Seattle filmmaker Wes Hurley became a local favorite for making the microcosmic YouTube series Capitol Hill. For all y’all non-Seattlites, Capitol Hill started as a seedy auto row neighborhood, then became known for being the alt neighborhood populated by the queers, punks, goths, and other anti-capitolists. Sometime around 2010, Capitol Hill’s identity started changing from being the gayborhood to being the hip place to be, and suddenly the neighborhood became inundated with tech bros and ladies who want to be in the “it” place to be. Hurley’s series was a lovingly satirical ode to all the queers, freaks, and outsiders who put their money into the neighborhood to make it desirable. The first series premiered episodes before BenDeLaCreme’s viewing parties for his first series of RuPaul’s Drag Race (gurl, if you watched all-stars this year…).
Wes’s taste for the surreally sublime comes through every short he makes. From his fetishized mermen short Rusalka to his frequent collaborations with local genderfucked burlesque performer Waxie Moon, Wes Hurley’s maintains his eye for formalized surreal imagery that recall underground cinema greats of yesteryear.
When retelling his and his mom’s life stories in the dual shorts Little Potato and Potato Dreams, Wes brings in genuine emotion to mix with his eye for the surreal. I claim these are dual shorts because they largely go over the same material, but they do so in wildly different ways and present their own masterclass in the different ways of telling a story. Still, I recommend watching Little Potato first before diving into its VR companion piece Potato Dreams.

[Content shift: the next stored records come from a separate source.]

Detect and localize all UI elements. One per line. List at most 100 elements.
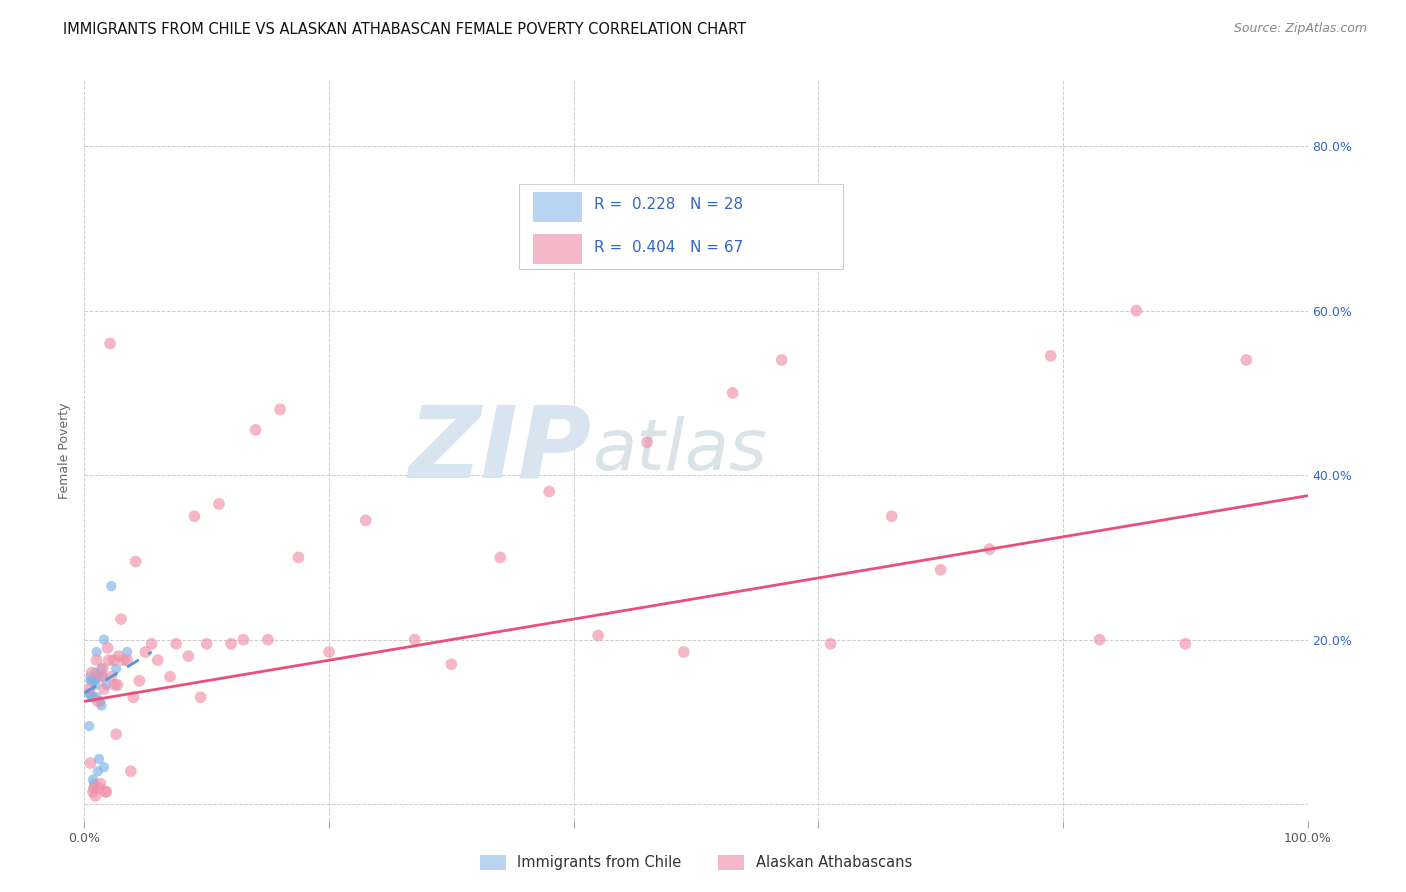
Point [97, 653, 120, 667]
Point [89, 694, 111, 708]
Point [1174, 637, 1197, 651]
Point [87, 780, 110, 795]
Point [318, 645, 340, 659]
Point [105, 727, 128, 741]
Point [89, 776, 111, 791]
Point [586, 628, 609, 642]
Point [141, 637, 163, 651]
Point [82, 690, 104, 705]
Point [87, 764, 110, 779]
Point [83, 776, 105, 791]
Point [79, 756, 101, 770]
Point [125, 554, 148, 569]
Point [146, 653, 169, 667]
Point [83, 673, 105, 688]
Point [80, 690, 103, 705]
Point [93, 681, 115, 696]
Point [721, 385, 744, 400]
Point [90, 698, 112, 713]
Point [257, 632, 280, 647]
Y-axis label: Female Poverty: Female Poverty [58, 402, 72, 499]
Point [86, 653, 108, 667]
Point [979, 542, 1001, 557]
Point [80, 673, 103, 688]
Point [159, 670, 181, 684]
Point [770, 353, 793, 368]
Point [82, 785, 104, 799]
Point [77, 681, 100, 696]
Point [820, 637, 842, 651]
Point [929, 563, 952, 577]
Point [84, 789, 107, 803]
Point [269, 402, 291, 417]
Text: Source: ZipAtlas.com: Source: ZipAtlas.com [1233, 22, 1367, 36]
Point [104, 678, 127, 692]
Point [84, 678, 107, 692]
Point [1088, 632, 1111, 647]
FancyBboxPatch shape [533, 235, 582, 264]
Point [79, 673, 101, 688]
Text: R =  0.228   N = 28: R = 0.228 N = 28 [595, 197, 744, 212]
Point [87, 670, 110, 684]
Point [84, 665, 107, 680]
Point [90, 670, 112, 684]
Point [90, 661, 112, 675]
Point [208, 497, 231, 511]
Point [880, 509, 903, 524]
Point [79, 670, 101, 684]
Point [98, 336, 121, 351]
Point [79, 686, 101, 700]
Point [100, 670, 122, 684]
Text: atlas: atlas [592, 416, 766, 485]
Point [107, 649, 129, 664]
Point [122, 690, 145, 705]
FancyBboxPatch shape [533, 192, 582, 221]
Point [112, 653, 135, 667]
Legend: Immigrants from Chile, Alaskan Athabascans: Immigrants from Chile, Alaskan Athabasca… [474, 848, 918, 876]
Point [115, 653, 138, 667]
Point [103, 653, 125, 667]
Point [354, 513, 377, 527]
Point [636, 435, 658, 450]
Text: R =  0.404   N = 67: R = 0.404 N = 67 [595, 240, 744, 254]
Point [404, 632, 426, 647]
Point [110, 612, 132, 626]
Point [177, 649, 200, 664]
Point [77, 719, 100, 733]
Point [183, 509, 205, 524]
Point [190, 690, 212, 705]
Text: ZIP: ZIP [409, 402, 592, 499]
Point [105, 678, 128, 692]
Point [86, 690, 108, 705]
Point [91, 661, 114, 675]
Point [1236, 353, 1258, 368]
Point [232, 632, 254, 647]
Point [219, 637, 242, 651]
Point [87, 752, 110, 766]
Point [128, 673, 150, 688]
Point [86, 645, 108, 659]
Point [100, 579, 122, 593]
Point [96, 678, 118, 692]
Point [1125, 303, 1147, 318]
Point [87, 694, 110, 708]
Point [94, 785, 117, 799]
Point [287, 550, 309, 565]
Point [195, 637, 218, 651]
Point [93, 632, 115, 647]
Point [489, 550, 512, 565]
Text: IMMIGRANTS FROM CHILE VS ALASKAN ATHABASCAN FEMALE POVERTY CORRELATION CHART: IMMIGRANTS FROM CHILE VS ALASKAN ATHABAS… [63, 22, 747, 37]
Point [440, 657, 463, 672]
Point [115, 645, 138, 659]
Point [96, 785, 118, 799]
Point [135, 645, 157, 659]
Point [538, 484, 561, 499]
Point [672, 645, 695, 659]
Point [80, 665, 103, 680]
Point [77, 686, 100, 700]
Point [120, 764, 142, 779]
Point [105, 661, 128, 675]
Point [93, 760, 115, 774]
Point [97, 640, 120, 655]
Point [83, 780, 105, 795]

Little Potato is largely comprised of Wes and his mom telling their life story starting with life in Russia in the 80s and 90s and moving to Seattle to start a new life. Wes accentuates the narration from his mom with bright blue static, clips from films, emotional restagings with projection, and real life photos. The tale takes a lot of twists and turns, some cruel and some heartbreaking, but Wes never loses sight of the humanity in the tale.

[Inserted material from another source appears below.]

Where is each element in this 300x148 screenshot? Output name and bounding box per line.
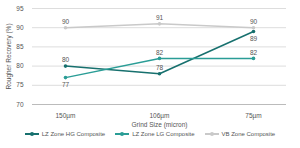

Little Potato was followed by Potato Dreams, a immersive virtual reality version of the same story. You’ll want to watch this one with your phone or through goggles if you have them. Wes uses the 360 surround to have multiple screens surrounding the viewer. On one side, you could be watching a young boy hiding under the bed while on the screens beside you, you see what he’s afraid of. All the while, the watchful eye of Stalinist Russia hangs overhead in a bright red star.
Potato Dreams is what I imagine when I think of the possibility of immersive VR cinema. In a way, it reminds me of Mike Figgis’ Time Code, where I get to edit the experience from all the pieces that Wes is able to give to me. While every piece is important, you don’t need every part of every piece to see what is happening and to get the emotional impact of the film.